I see in the logs that when restarting kamailio process it logs 2025-03-27 12:25:18.697 { "level": "INFO", "module": "core", "file": "core/tcp_main.c", "line": 3282, "function": "tcp_init", "logprefix": "", "message": "Set TCP_USER_TIMEOUT=10000 ms" } So I think the fix from this https://github.com/kamailio/kamailio/commit/d893f3af1444c8c4c5db6cd53fb57770... is applied.

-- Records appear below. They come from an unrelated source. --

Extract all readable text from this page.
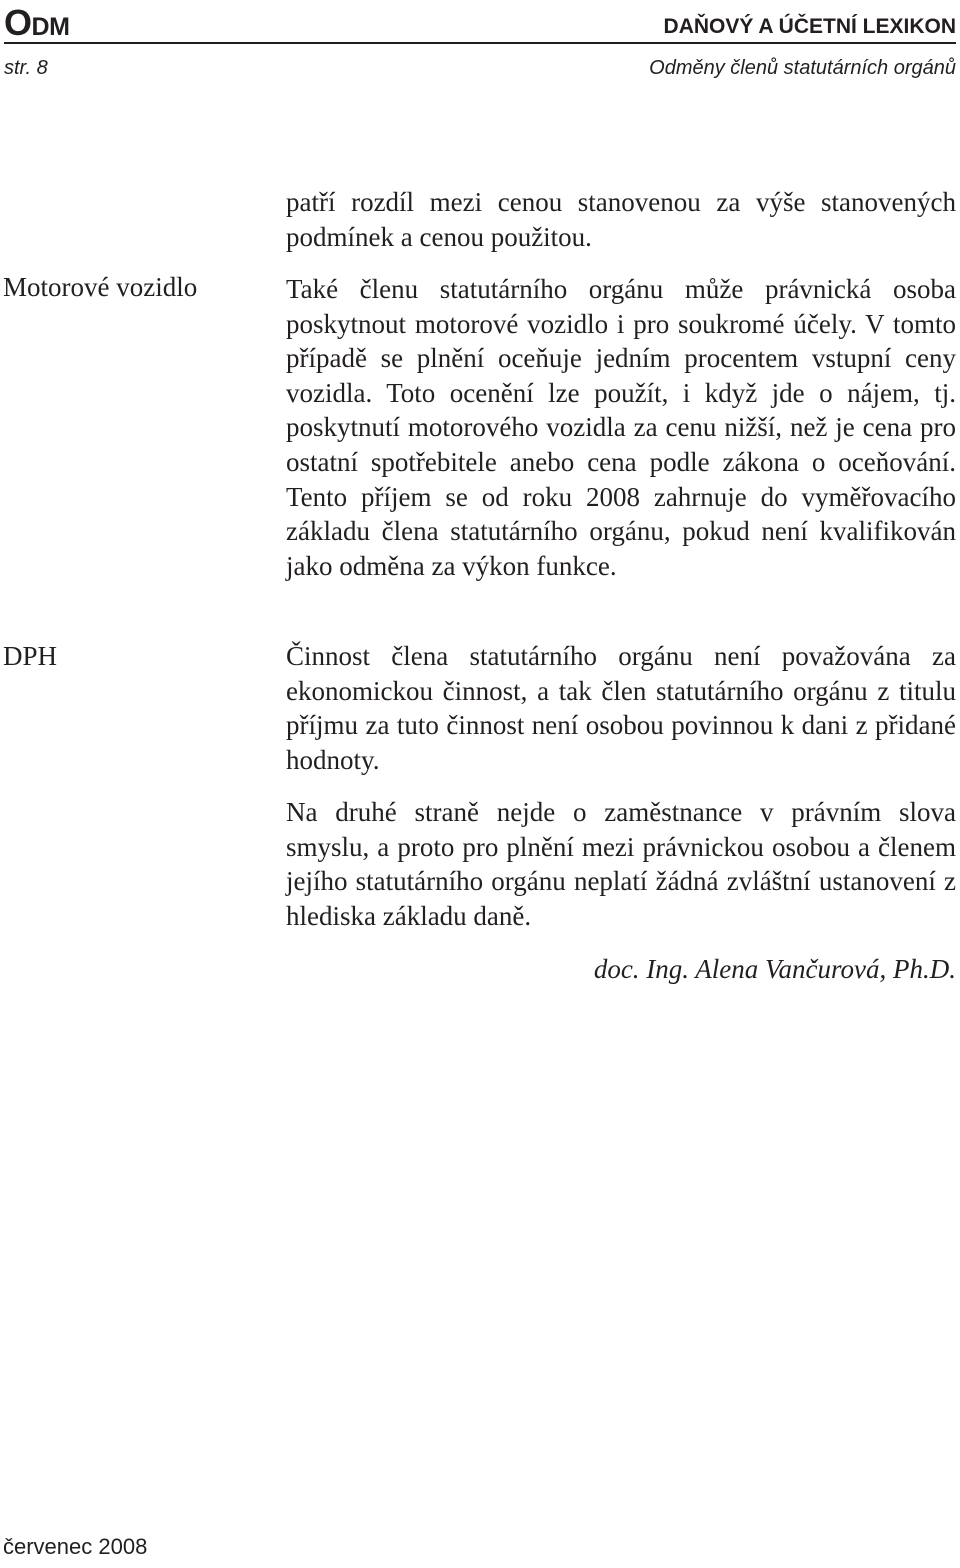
ODM	DAŇOVÝ A ÚČETNÍ LEXIKON
str. 8	Odměny členů statutárních orgánů
Motorové vozidlo
DPH

patří rozdíl mezi cenou stanovenou za výše stanovených podmínek a cenou použitou.

Také členu statutárního orgánu může právnická osoba poskytnout motorové vozidlo i pro soukromé účely. V tomto případě se plnění oceňuje jedním procentem vstupní ceny vozidla. Toto ocenění lze použít, i když jde o nájem, tj. poskytnutí motorového vozidla za cenu nižší, než je cena pro ostatní spotřebitele anebo cena podle zákona o oceňování. Tento příjem se od roku 2008 zahrnuje do vyměřovacího základu člena statutárního orgánu, pokud není kvalifikován jako odměna za výkon funkce.

Činnost člena statutárního orgánu není považována za ekonomickou činnost, a tak člen statutárního orgánu z titulu příjmu za tuto činnost není osobou povinnou k dani z přidané hodnoty.

Na druhé straně nejde o zaměstnance v právním slova smyslu, a proto pro plnění mezi právnickou osobou a členem jejího statutárního orgánu neplatí žádná zvláštní ustanovení z hlediska základu daně.

doc. Ing. Alena Vančurová, Ph.D.
červenec 2008
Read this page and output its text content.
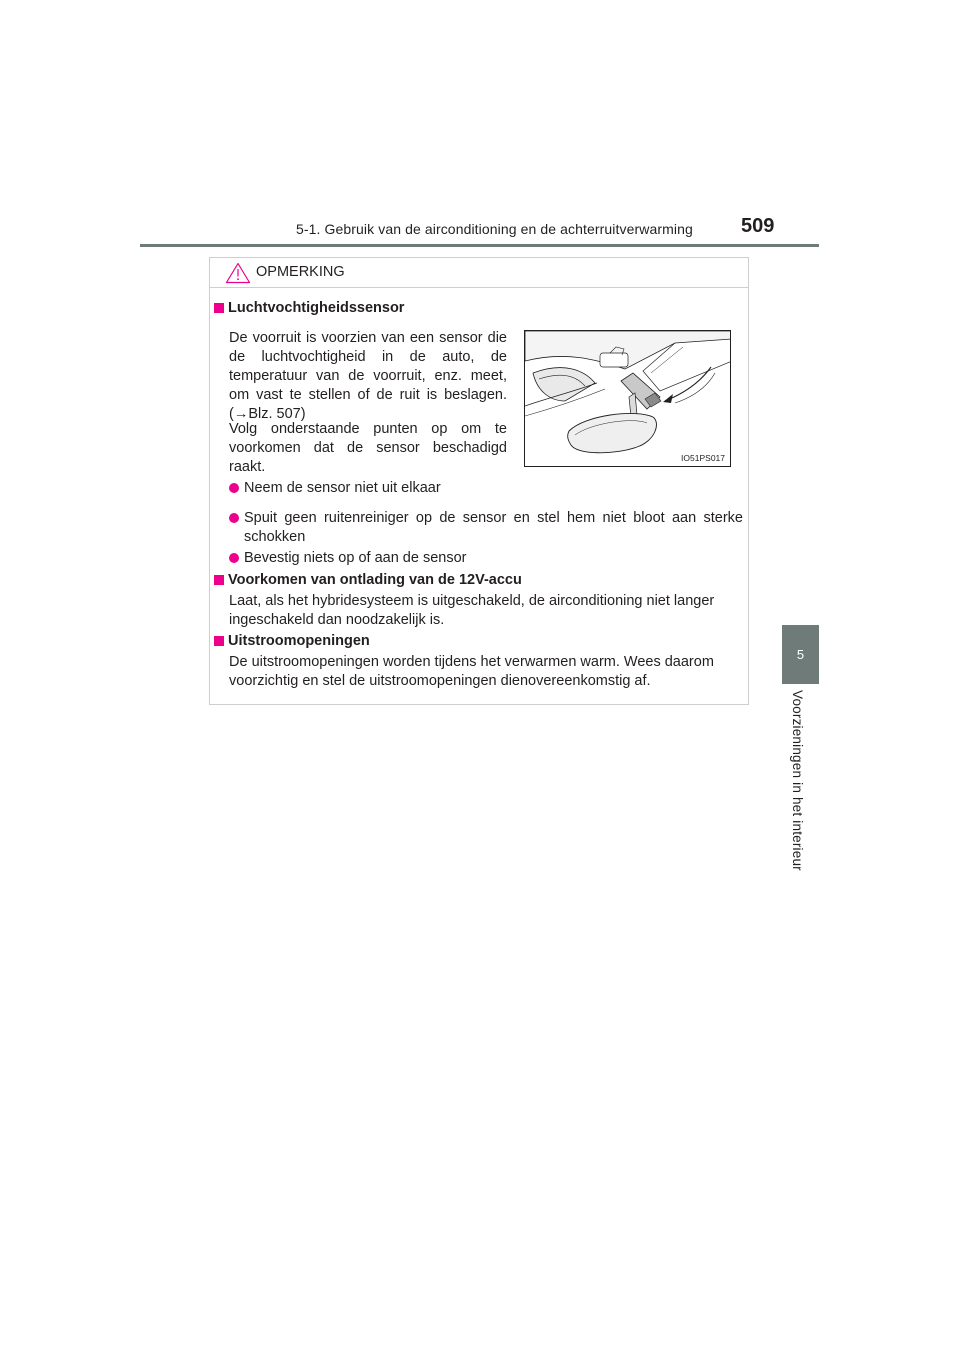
5-1. Gebruik van de airconditioning en de achterruitverwarming 509
5
Voorzieningen in het interieur
OPMERKING
Luchtvochtigheidssensor
De voorruit is voorzien van een sensor die de luchtvochtigheid in de auto, de temperatuur van de voorruit, enz. meet, om vast te stellen of de ruit is beslagen. (→Blz. 507)
Volg onderstaande punten op om te voorkomen dat de sensor beschadigd raakt.
Neem de sensor niet uit elkaar
Spuit geen ruitenreiniger op de sensor en stel hem niet bloot aan sterke schokken
Bevestig niets op of aan de sensor
IO51PS017
Voorkomen van ontlading van de 12V-accu
Laat, als het hybridesysteem is uitgeschakeld, de airconditioning niet langer ingeschakeld dan noodzakelijk is.
Uitstroomopeningen
De uitstroomopeningen worden tijdens het verwarmen warm. Wees daarom voorzichtig en stel de uitstroomopeningen dienovereenkomstig af.
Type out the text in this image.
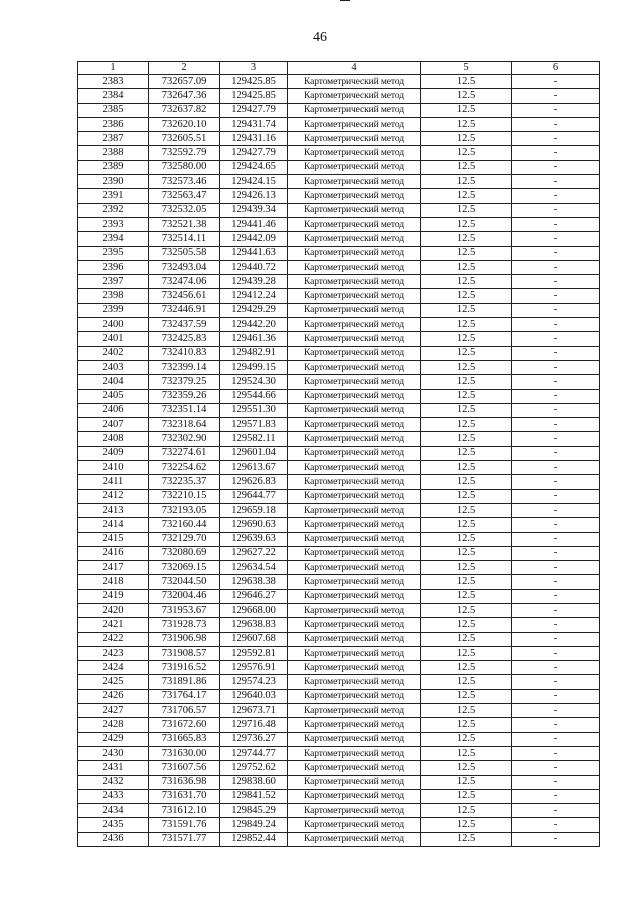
46
1	2	3	4	5	6
2383	732657.09	129425.85	Картометрический метод	12.5	-
2384	732647.36	129425.85	Картометрический метод	12.5	-
2385	732637.82	129427.79	Картометрический метод	12.5	-
2386	732620.10	129431.74	Картометрический метод	12.5	-
2387	732605.51	129431.16	Картометрический метод	12.5	-
2388	732592.79	129427.79	Картометрический метод	12.5	-
2389	732580.00	129424.65	Картометрический метод	12.5	-
2390	732573.46	129424.15	Картометрический метод	12.5	-
2391	732563.47	129426.13	Картометрический метод	12.5	-
2392	732532.05	129439.34	Картометрический метод	12.5	-
2393	732521.38	129441.46	Картометрический метод	12.5	-
2394	732514.11	129442.09	Картометрический метод	12.5	-
2395	732505.58	129441.63	Картометрический метод	12.5	-
2396	732493.04	129440.72	Картометрический метод	12.5	-
2397	732474.06	129439.28	Картометрический метод	12.5	-
2398	732456.61	129412.24	Картометрический метод	12.5	-
2399	732446.91	129429.29	Картометрический метод	12.5	-
2400	732437.59	129442.20	Картометрический метод	12.5	-
2401	732425.83	129461.36	Картометрический метод	12.5	-
2402	732410.83	129482.91	Картометрический метод	12.5	-
2403	732399.14	129499.15	Картометрический метод	12.5	-
2404	732379.25	129524.30	Картометрический метод	12.5	-
2405	732359.26	129544.66	Картометрический метод	12.5	-
2406	732351.14	129551.30	Картометрический метод	12.5	-
2407	732318.64	129571.83	Картометрический метод	12.5	-
2408	732302.90	129582.11	Картометрический метод	12.5	-
2409	732274.61	129601.04	Картометрический метод	12.5	-
2410	732254.62	129613.67	Картометрический метод	12.5	-
2411	732235.37	129626.83	Картометрический метод	12.5	-
2412	732210.15	129644.77	Картометрический метод	12.5	-
2413	732193.05	129659.18	Картометрический метод	12.5	-
2414	732160.44	129690.63	Картометрический метод	12.5	-
2415	732129.70	129639.63	Картометрический метод	12.5	-
2416	732080.69	129627.22	Картометрический метод	12.5	-
2417	732069.15	129634.54	Картометрический метод	12.5	-
2418	732044.50	129638.38	Картометрический метод	12.5	-
2419	732004.46	129646.27	Картометрический метод	12.5	-
2420	731953.67	129668.00	Картометрический метод	12.5	-
2421	731928.73	129638.83	Картометрический метод	12.5	-
2422	731906.98	129607.68	Картометрический метод	12.5	-
2423	731908.57	129592.81	Картометрический метод	12.5	-
2424	731916.52	129576.91	Картометрический метод	12.5	-
2425	731891.86	129574.23	Картометрический метод	12.5	-
2426	731764.17	129640.03	Картометрический метод	12.5	-
2427	731706.57	129673.71	Картометрический метод	12.5	-
2428	731672.60	129716.48	Картометрический метод	12.5	-
2429	731665.83	129736.27	Картометрический метод	12.5	-
2430	731630.00	129744.77	Картометрический метод	12.5	-
2431	731607.56	129752.62	Картометрический метод	12.5	-
2432	731636.98	129838.60	Картометрический метод	12.5	-
2433	731631.70	129841.52	Картометрический метод	12.5	-
2434	731612.10	129845.29	Картометрический метод	12.5	-
2435	731591.76	129849.24	Картометрический метод	12.5	-
2436	731571.77	129852.44	Картометрический метод	12.5	-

This is tested with 5.8.5 and I have tested this by setting up with dispatcher tcp connection to external host Then with iptables drop traffic to that host, waiting kamailio to notice that destination is down, removing the iptables input and it takes around 15min to recover. (also restarting the kamailio helps and resolves the connection) And this is what kamailio prints during the test: Apr 4 08:29:15 kamailio[156947]: { "level": "ERROR", "module": "xlog", "file": "xlog.c", "line": 278, "function": "", "logprefix": "", "message": "Destination down: OPTIONS sip:ext-host;transport=tcp (<null>)" } Apr 4 08:44:43 kamailio[156957]: { "level": "ERROR", "module": "core", "file": "core/tcp_read.c", "line": 267, "function": "tcp_read_data", "logprefix": "", "message": "error reading: Connection timed out (110) ([]:5060 -> []:47492)" } Apr 4 08:44:43 kamailio[156957]: { "level": "ERROR", "module": "core", "file": "core/tcp_read.c", "line": 1524, "function": "tcp_read_req", "logprefix": "", "message": "error reading - c: 0x7f8625dea9b0 r: 0x7f8625deaad8 (-1)" } Apr 4 08:45:05 kamailio[156957]: { "level": "ERROR", "module": "xlog", "file": "xlog.c", "line": 278, "function": "", "logprefix": "Source:[ext-host]:5060, Call-id:4d0e1ccd315c817f-156947@int-host, CSeq:10", "message": "Destination up: OPTIONS sip:ext.host;transport=tcp (<null>)" }
Any advice how to lower the timeout to be quicker in such event?
That’s dependent on the operating system. This is one of the reasons why SIP outbound required two active TCP connections in order to have a fast failover.
If you google for “unix tcp timeout” you will find many documents with hints. I think Geoff Houston wrote a good summary once upon a time, but I can’t find it any more.
/O
https://datatracker.ietf.org/doc/html/rfc5626
" For a UA to receive incoming requests, the UA has to connect to a server. Since the server can't connect to the UA, the UA has to make sure that a flow is always active. This requires the UA to detect when a flow fails. Since such detection takes time and leaves a window of opportunity for missed incoming requests, this mechanism allows the UA to register over multiple flows at the same time.”